I’m not particularly concerned about this new invention from a gun control standpoint; people with physical disabilities come in all political stripes, and many may feel that they need firearms in order to avoid becoming easy targets for violence. But why, again, does the FDA need to list it as a medical device? According to an FDA employee:
“This allows someone to do something that a normal person can do. It allows them to overcome some disability to act in a more normal way.”
The FDA’s definition of “medical device” includes instruments “intended for use in the diagnosis of disease or other conditions, or in the cure, mitigation, treatment, or prevention of disease, in man or other animals.” This is the only part of the definition that could conceivably cover this handgun.

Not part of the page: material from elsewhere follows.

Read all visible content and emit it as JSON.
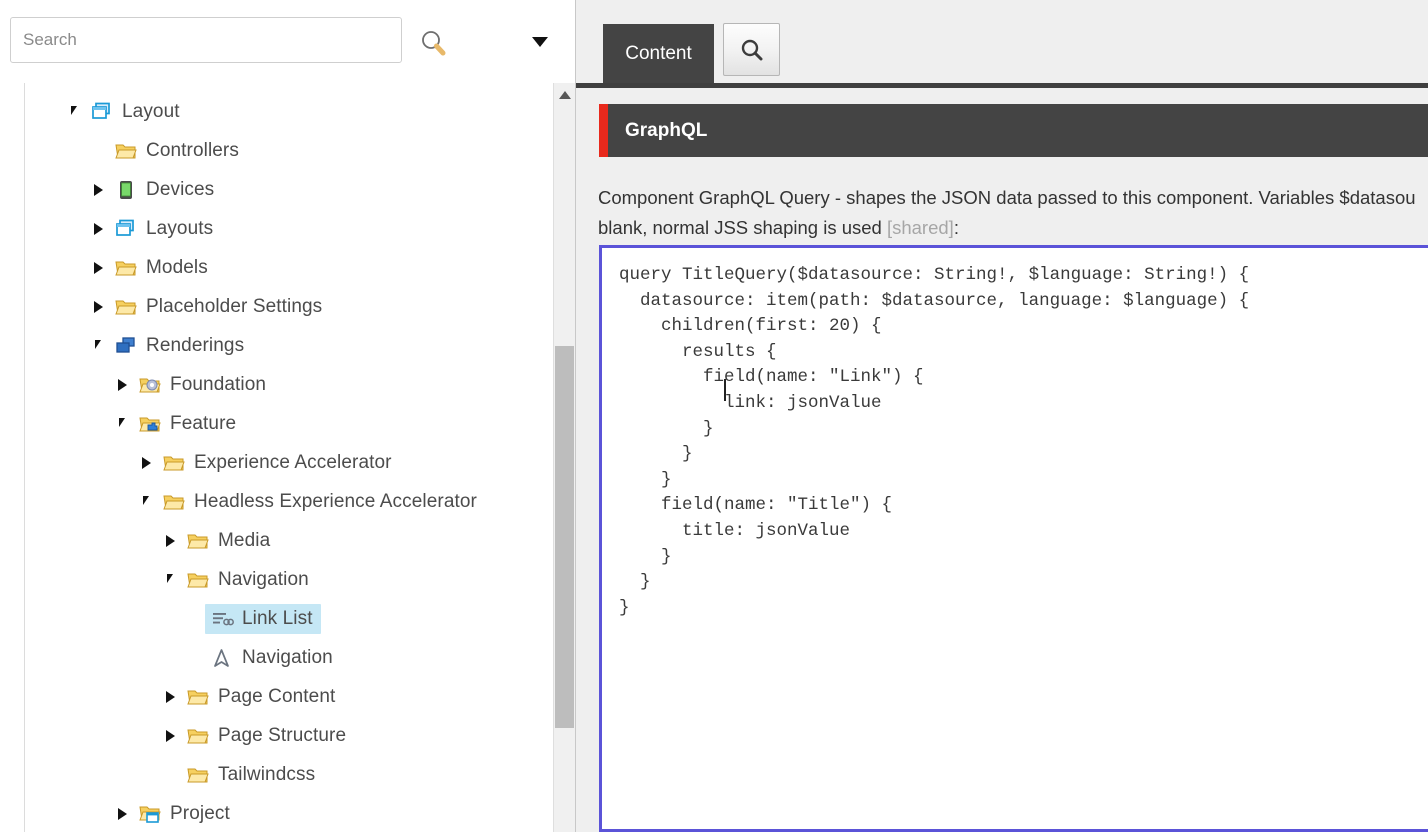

In some sense, the gun does “mitigate” a disease that causes disability, as could any everyday tool that’s adapted to be used by people with disabilities. But the same is true of large-print textbooks, Kurzweil machines, segways, and my voice recognition software. At what point does a product that is usable by people with disabilities become a “medical device”?
If the FDA begins to assert broader authority to regulate everyday products that have adaptive features, it could have a deterrent effect on companies interested in developing them. Why take the time to make a handgun that is regulated by both the FDA and the Bureau of Alcohol, Tobacco, and Firearms and that has a very limited target market, when you can just continue focusing on handguns that are only regulated by ATF?